After running the experiment, all the generated output files will be located under the experiment directory. To copy an output file from this directory to another desired location, use the
$ reprounzip vagrant download <path> <output-id>:<output-path>
where <output-id> is the output file to be copied (from
showfiles) and <output-path> is the desired destination of the file. If an empty destination is specified, the file will be printed to stdout:
$ reprounzip vagrant download <path> <output-id>:
You can also omit the colon
: altogether to download the file to the current directory under its original name:
$ reprounzip vagrant download <path> <output-id>
or even use
--all to download every output file to the current directory under their original names.
Note that the
upload command takes the file id on the right side of the colon (meaning that the path is the origin, and the id is the destination), while the
download command takes it on the left side (meaning that the id is the origin, and the path is the destination). Both commands move data from left to right.
New in version 1.0.4: Allow
download <output-id> (no explicit destination), and add
Running the Experiment in VisTrails¶
In addition to reproducing the experiment, you may want to edit its dataflow by inserting your own processes between and around the experiment steps, or even by connecting multiple ReproZip’d experiments. However, manually managing the experiment workflow (with the help of
reprounzip upload/download commands) can quickly become painful.

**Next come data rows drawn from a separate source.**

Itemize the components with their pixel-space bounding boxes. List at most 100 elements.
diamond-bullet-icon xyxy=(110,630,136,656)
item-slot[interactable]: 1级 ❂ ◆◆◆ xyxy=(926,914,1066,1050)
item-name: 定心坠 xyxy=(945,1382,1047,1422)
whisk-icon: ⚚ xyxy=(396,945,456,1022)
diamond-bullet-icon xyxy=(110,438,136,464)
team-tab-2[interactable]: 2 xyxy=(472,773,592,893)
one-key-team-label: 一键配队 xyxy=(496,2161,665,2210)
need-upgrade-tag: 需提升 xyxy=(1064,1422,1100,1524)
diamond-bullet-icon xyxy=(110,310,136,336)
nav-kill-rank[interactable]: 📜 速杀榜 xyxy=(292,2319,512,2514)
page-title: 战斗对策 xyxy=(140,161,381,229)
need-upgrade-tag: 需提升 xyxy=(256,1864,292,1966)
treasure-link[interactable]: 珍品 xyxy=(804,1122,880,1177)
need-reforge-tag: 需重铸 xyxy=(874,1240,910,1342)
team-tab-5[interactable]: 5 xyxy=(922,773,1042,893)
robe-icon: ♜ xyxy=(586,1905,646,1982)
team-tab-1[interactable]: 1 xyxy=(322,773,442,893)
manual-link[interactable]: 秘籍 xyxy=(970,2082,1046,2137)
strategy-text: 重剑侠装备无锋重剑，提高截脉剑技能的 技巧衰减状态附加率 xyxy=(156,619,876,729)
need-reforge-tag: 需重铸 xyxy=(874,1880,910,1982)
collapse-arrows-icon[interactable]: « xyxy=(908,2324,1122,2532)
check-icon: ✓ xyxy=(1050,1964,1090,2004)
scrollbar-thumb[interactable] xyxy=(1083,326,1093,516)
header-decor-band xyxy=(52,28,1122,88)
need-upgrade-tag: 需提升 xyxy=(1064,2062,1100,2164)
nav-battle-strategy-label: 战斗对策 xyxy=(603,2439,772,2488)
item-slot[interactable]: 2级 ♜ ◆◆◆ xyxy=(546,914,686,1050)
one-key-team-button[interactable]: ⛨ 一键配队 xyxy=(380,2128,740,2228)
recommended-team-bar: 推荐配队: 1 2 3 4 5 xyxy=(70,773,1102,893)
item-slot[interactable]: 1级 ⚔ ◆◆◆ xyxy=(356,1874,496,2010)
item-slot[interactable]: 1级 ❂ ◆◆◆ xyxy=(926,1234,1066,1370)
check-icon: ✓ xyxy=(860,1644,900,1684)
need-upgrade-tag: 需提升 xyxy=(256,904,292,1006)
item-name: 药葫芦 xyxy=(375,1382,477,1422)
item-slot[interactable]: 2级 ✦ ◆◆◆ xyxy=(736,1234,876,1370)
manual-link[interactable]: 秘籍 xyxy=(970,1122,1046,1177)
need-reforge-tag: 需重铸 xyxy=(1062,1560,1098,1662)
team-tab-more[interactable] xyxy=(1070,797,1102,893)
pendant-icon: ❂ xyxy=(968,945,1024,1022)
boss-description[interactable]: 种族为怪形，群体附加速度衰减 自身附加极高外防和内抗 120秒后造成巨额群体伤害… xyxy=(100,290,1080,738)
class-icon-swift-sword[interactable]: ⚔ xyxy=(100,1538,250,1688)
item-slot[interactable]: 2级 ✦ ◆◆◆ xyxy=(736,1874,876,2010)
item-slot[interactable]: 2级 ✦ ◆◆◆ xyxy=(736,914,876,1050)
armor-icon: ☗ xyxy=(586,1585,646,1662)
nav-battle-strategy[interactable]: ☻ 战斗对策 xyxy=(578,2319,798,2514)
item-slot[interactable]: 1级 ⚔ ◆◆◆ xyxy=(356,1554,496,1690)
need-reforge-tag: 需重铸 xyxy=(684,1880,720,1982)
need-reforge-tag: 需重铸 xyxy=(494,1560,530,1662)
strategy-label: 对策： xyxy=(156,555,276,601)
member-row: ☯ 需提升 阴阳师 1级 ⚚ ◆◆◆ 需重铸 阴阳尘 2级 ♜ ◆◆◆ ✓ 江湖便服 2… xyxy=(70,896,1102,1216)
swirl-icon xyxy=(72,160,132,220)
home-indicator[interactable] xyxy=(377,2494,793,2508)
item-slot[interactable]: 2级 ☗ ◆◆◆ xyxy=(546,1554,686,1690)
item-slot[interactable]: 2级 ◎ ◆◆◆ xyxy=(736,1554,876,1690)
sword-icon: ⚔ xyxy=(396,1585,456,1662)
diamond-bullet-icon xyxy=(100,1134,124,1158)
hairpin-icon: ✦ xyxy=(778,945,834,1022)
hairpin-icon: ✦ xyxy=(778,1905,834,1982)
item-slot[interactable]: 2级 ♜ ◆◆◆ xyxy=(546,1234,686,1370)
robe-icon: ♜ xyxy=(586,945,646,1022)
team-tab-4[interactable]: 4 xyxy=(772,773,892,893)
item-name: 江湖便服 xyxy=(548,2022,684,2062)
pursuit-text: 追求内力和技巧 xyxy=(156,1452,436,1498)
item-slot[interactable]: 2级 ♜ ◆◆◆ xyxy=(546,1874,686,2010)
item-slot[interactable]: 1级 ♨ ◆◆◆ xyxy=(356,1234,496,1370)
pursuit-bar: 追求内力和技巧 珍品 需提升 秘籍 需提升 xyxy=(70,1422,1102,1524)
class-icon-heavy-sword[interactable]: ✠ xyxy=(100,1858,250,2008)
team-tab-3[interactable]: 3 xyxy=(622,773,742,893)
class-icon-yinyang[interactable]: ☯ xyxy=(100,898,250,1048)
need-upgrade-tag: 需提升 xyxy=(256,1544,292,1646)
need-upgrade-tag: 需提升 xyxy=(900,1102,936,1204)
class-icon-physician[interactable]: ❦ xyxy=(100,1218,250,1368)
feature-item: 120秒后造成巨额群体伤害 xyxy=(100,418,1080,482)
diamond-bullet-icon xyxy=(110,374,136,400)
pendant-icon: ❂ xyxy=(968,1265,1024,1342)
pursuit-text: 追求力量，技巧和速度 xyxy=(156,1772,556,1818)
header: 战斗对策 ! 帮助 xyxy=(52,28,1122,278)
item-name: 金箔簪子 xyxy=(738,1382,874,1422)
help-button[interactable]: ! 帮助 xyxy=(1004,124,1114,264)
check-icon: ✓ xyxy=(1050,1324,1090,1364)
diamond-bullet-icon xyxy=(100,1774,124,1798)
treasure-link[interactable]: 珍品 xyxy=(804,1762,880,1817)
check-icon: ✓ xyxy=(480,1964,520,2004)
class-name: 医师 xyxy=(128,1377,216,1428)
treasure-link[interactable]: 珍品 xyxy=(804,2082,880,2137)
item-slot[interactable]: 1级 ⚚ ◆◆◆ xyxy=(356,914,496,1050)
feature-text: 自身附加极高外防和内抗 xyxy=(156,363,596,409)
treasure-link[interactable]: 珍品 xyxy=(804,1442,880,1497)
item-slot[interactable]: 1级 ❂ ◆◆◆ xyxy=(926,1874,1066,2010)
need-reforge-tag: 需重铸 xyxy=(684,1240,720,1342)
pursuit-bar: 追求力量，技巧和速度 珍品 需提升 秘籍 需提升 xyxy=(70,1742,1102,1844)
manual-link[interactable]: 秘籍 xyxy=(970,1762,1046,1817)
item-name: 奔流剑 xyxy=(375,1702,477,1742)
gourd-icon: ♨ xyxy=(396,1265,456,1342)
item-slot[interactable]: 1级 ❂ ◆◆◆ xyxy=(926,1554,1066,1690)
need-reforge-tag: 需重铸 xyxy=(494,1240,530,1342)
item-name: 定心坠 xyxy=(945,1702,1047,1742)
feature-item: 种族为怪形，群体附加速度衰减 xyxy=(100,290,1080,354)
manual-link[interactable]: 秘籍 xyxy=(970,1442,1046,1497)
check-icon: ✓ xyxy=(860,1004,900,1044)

To allow users to easily manage these workflows, reprounzip provides a plugin for the VisTrails scientific workflow management system, which has easy-to-use interfaces to run and modify a dataflow. See VisTrails Plugin for more information.
Reproducing Multiple Execution Paths¶
The reprozip component can only guarantee that reprounzip will successfully reproduce the same execution path that the original experiment followed. There is no guarantee that the experiment won’t need a different set of files if you use a different configuration; if some of these files were not packed into the
.rpz package, the reproduction may fail.